Dictionary

class montreal_forced_aligner.dictionary.Dictionary(input_path, output_directory, oov_code='<unk>', position_dependent_phones=True, num_sil_states=5, num_nonsil_states=3, shared_silence_phones=True, sil_prob=0.5, word_set=None, debug=False, logger=None, punctuation=None, clitic_markers=None, compound_markers=None, multilingual_ipa=False, strip_diacritics=None, digraphs=None)[source]

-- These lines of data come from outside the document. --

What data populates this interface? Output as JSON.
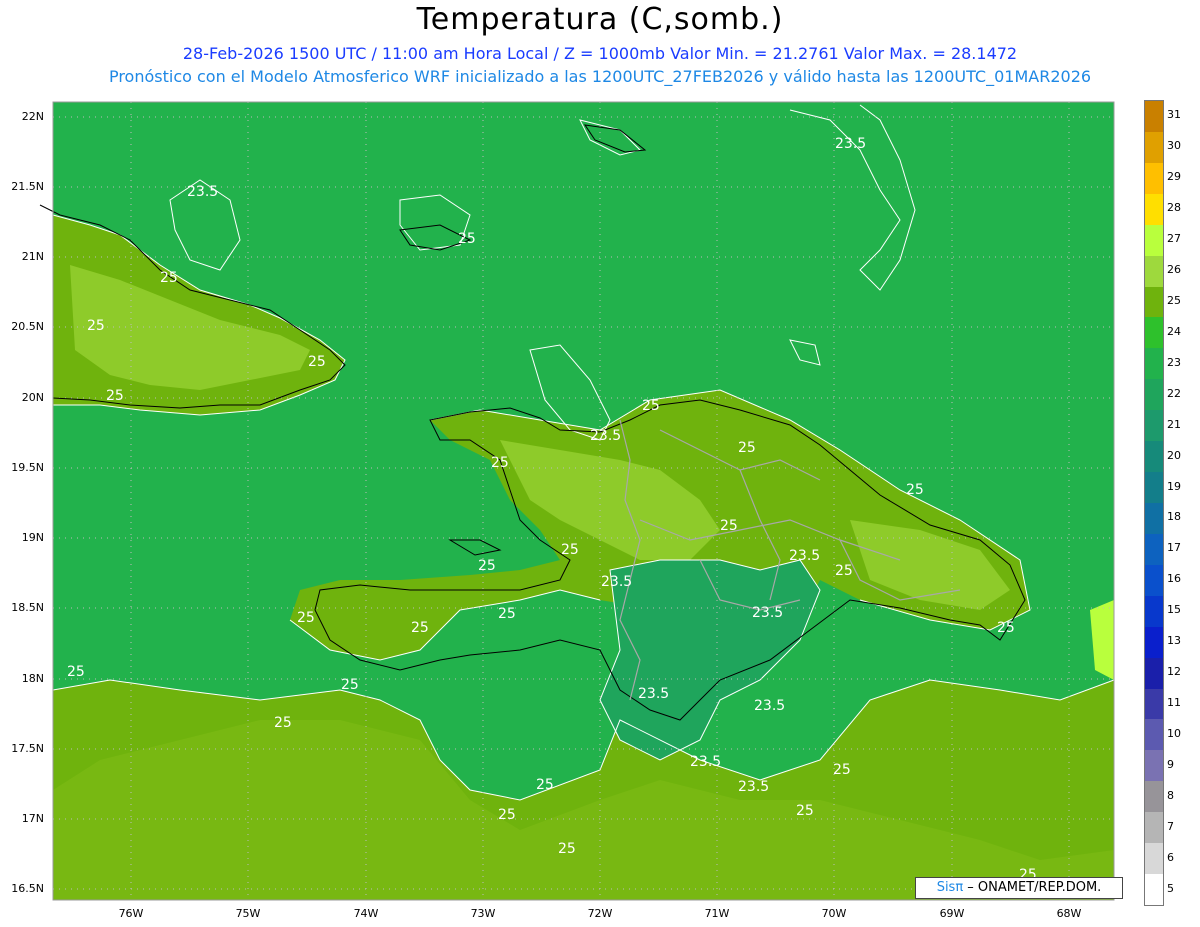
{
  "header": {
    "title": "Temperatura (C,somb.)",
    "subtitle_line1": "28-Feb-2026 1500 UTC / 11:00 am Hora Local / Z = 1000mb   Valor Min. = 21.2761   Valor Max. = 28.1472",
    "subtitle_line2": "Pronóstico con el Modelo Atmosferico WRF inicializado a las 1200UTC_27FEB2026 y válido hasta las  1200UTC_01MAR2026"
  },
  "axes": {
    "lat_labels": [
      "22N",
      "21.5N",
      "21N",
      "20.5N",
      "20N",
      "19.5N",
      "19N",
      "18.5N",
      "18N",
      "17.5N",
      "17N",
      "16.5N"
    ],
    "lon_labels": [
      "76W",
      "75W",
      "74W",
      "73W",
      "72W",
      "71W",
      "70W",
      "69W",
      "68W"
    ]
  },
  "colorbar": {
    "labels": [
      "31",
      "30",
      "29",
      "28",
      "27",
      "26",
      "25",
      "24",
      "23",
      "22",
      "21",
      "20",
      "19",
      "18",
      "17",
      "16",
      "15",
      "13",
      "12",
      "11",
      "10",
      "9",
      "8",
      "7",
      "6",
      "5"
    ],
    "colors": [
      "#c98000",
      "#e0a000",
      "#ffbf00",
      "#ffdf00",
      "#b9ff3d",
      "#9ed93d",
      "#6fb30d",
      "#2ec12c",
      "#22b24c",
      "#1fa55c",
      "#1d9a6c",
      "#168a7a",
      "#137e8a",
      "#1070a4",
      "#0d62bf",
      "#0a50cc",
      "#0838cc",
      "#0a1fcc",
      "#1a1faa",
      "#3a3aa8",
      "#5c5ab0",
      "#7a72b2",
      "#979499",
      "#b5b5b5",
      "#d8d8d8",
      "#ffffff"
    ]
  },
  "contour_labels": [
    "23.5",
    "23.5",
    "25",
    "25",
    "25",
    "25",
    "25",
    "25",
    "25",
    "23.5",
    "25",
    "25",
    "25",
    "25",
    "23.5",
    "25",
    "25",
    "25",
    "25",
    "25",
    "23.5",
    "23.5",
    "25",
    "25",
    "25",
    "23.5",
    "23.5",
    "25",
    "25",
    "25",
    "25",
    "23.5",
    "23.5",
    "25",
    "25",
    "25"
  ],
  "credit": {
    "brand": "Sisπ",
    "text": " –  ONAMET/REP.DOM."
  }
}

Class containing information about a pronunciation dictionary

Parameters:
input_path : str

Path to an input pronunciation dictionary

output_directory : str

Path to a directory to store files for Kaldi

oov_code : str, optional

What to label words not in the dictionary, defaults to '<unk>'

position_dependent_phones : bool, optional

Specifies whether phones should be represented as dependent on their position in the word (beginning, middle or end), defaults to True

num_sil_states : int, optional

Number of states to use for silence phones, defaults to 5

num_nonsil_states : int, optional

Number of states to use for non-silence phones, defaults to 3

shared_silence_phones : bool, optional

Specify whether to share states across all silence phones, defaults to True

pronunciation probabilities : bool, optional

Specifies whether to model different pronunciation probabilities or to treat each entry as a separate word, defaults to True

sil_prob : float, optional

Probability of optional silences following words, defaults to 0.5

Attributes

actual_words
disambig_path
has_multiple
oov_int The integer id for out of vocabulary items
optional_silence_csl Phone id of the optional silence phone
phones The set of all phones (silence and non-silence)
phones_dir Directory to store information Kaldi needs about phones
positional_nonsil_phones List of non-silence phones with positions
positional_sil_phones List of silence phones with positions
positions
reversed_phone_mapping A mapping of integer ids to phones
reversed_word_mapping A mapping of integer ids to words
silence_csl A colon-separated list (as a string) of silence phone ids
topo_sil_template
topo_template
topo_transition_template
words_symbol_path

Methods

add_disambiguation()
check_word(item)
cleanup() Clean up temporary files in the output directory
create_utterance_fst(text, frequent_words)
exlude_for_alignment(w)
export_lexicon(path[, disambig, probability])
generate_mappings()
log_info()
save_oovs_found(directory) Save all out of vocabulary items to a file in the specified directory
set_word_set(word_set)
split_clitics(item)
to_int(item) Convert a given word into its integer id
write([disambig]) Write the files necessary for Kaldi
cleanup()[source]

Clean up temporary files in the output directory

oov_int

The integer id for out of vocabulary items

optional_silence_csl

Phone id of the optional silence phone

phones

The set of all phones (silence and non-silence)

phones_dir

Directory to store information Kaldi needs about phones

positional_nonsil_phones

List of non-silence phones with positions

positional_sil_phones

List of silence phones with positions

reversed_phone_mapping

A mapping of integer ids to phones

reversed_word_mapping

A mapping of integer ids to words

save_oovs_found(directory)[source]

Save all out of vocabulary items to a file in the specified directory

Parameters:
directory : str

Path to directory to save oovs_found.txt

silence_csl

A colon-separated list (as a string) of silence phone ids

to_int(item)[source]

Convert a given word into its integer id

write(disambig=False)[source]

Write the files necessary for Kaldi